Les MDD représentent :

– 0,1 % en moyenne du CA d’un adhérent Pharmactiv

– 0,3 % en moyenne du CA d’une pharmacie Giphar

– 5 % du CA hors médicament d’une officine Népenthès

– 10 % du CA hors médicament chez Pharmavance

– 20 % des ventes sur les segments où la MDD est présente, pour Pharmodel.

Source : déclarations des groupements

L’ESSENTIEL

→ La MDD permet de fidéliser la clientèle de l’officine et renforcer la notoriété de l’enseigne en assurant aux pharmaciens une marge commerciale plus importante que celle dégagée avec les marques nationales.

→ Les MDD sont passées d’une stratégie « me too » à un statut de marque bénéficiant d’une image prix compétitive.

→ L’évolution de l’offre (hypersegmentation et montée en gamme) contribue à créer un assortiment complet. En pharmacie, la tendance est à la commercialisation des soins cosmétiques, créateurs de valeur.

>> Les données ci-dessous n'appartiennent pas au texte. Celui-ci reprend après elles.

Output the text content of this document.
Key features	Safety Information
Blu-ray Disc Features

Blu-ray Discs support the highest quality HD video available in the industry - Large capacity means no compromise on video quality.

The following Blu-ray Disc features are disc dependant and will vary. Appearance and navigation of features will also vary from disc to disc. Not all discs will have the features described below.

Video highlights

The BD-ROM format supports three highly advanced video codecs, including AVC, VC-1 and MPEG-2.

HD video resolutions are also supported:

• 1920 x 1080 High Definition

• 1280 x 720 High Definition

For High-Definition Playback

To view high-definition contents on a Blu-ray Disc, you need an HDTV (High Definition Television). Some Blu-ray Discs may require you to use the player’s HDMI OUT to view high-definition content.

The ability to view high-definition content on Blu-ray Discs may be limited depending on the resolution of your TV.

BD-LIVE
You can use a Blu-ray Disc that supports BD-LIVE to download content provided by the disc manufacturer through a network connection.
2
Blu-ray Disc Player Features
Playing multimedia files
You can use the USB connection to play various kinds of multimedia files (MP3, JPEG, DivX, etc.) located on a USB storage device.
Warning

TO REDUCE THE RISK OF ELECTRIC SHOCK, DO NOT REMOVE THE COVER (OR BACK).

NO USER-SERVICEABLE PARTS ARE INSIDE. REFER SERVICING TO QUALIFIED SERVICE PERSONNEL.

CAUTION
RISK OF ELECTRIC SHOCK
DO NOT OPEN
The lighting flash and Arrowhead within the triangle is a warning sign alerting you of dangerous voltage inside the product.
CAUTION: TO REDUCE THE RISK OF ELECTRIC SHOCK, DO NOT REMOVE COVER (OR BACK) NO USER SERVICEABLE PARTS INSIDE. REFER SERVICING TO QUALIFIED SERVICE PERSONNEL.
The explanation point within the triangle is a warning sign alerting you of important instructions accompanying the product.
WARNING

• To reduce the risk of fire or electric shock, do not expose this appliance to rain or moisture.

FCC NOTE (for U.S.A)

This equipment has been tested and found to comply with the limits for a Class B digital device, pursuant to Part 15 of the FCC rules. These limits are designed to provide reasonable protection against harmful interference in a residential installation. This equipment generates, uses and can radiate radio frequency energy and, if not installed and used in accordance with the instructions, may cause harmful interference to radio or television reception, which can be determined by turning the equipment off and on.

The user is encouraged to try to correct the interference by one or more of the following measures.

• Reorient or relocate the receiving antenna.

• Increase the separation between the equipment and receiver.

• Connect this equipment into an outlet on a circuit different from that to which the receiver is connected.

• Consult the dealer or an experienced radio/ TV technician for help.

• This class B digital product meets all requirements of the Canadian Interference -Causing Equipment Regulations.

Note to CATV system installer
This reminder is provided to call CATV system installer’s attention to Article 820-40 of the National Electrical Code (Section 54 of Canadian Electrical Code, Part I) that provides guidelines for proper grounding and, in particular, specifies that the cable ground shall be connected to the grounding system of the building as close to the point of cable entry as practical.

→ La progression des ventes de MDD en pharmacie se heurte au strict cadre réglementaire concernant la publicité des groupements.

67  % DES CONSOMMATEURS

selon Nielsen pensent que les MDD offrent un très bon rapport qualité/prix.

DISPARITÉS RÉGIONALES

Le poids des MDD n’est pas le même partout en France. En tête des départements français où il est le plus fort, les Deux-Sèvres, le Maine-et-Loire et la Vendée, ex aequo avec la Charente et le Lot. A l’inverse, Paris, les Yvelines, la Moselle sont les zones où les MDD sont sous-représentées.

D’après une étude LSA/IRi

55  %DES FRANÇAIS

estiment que la plupart des MDD sont d’aussi bonne qualité que les grandes marques. 25 % seraient même prêts à payer le même prix pour les deux produits.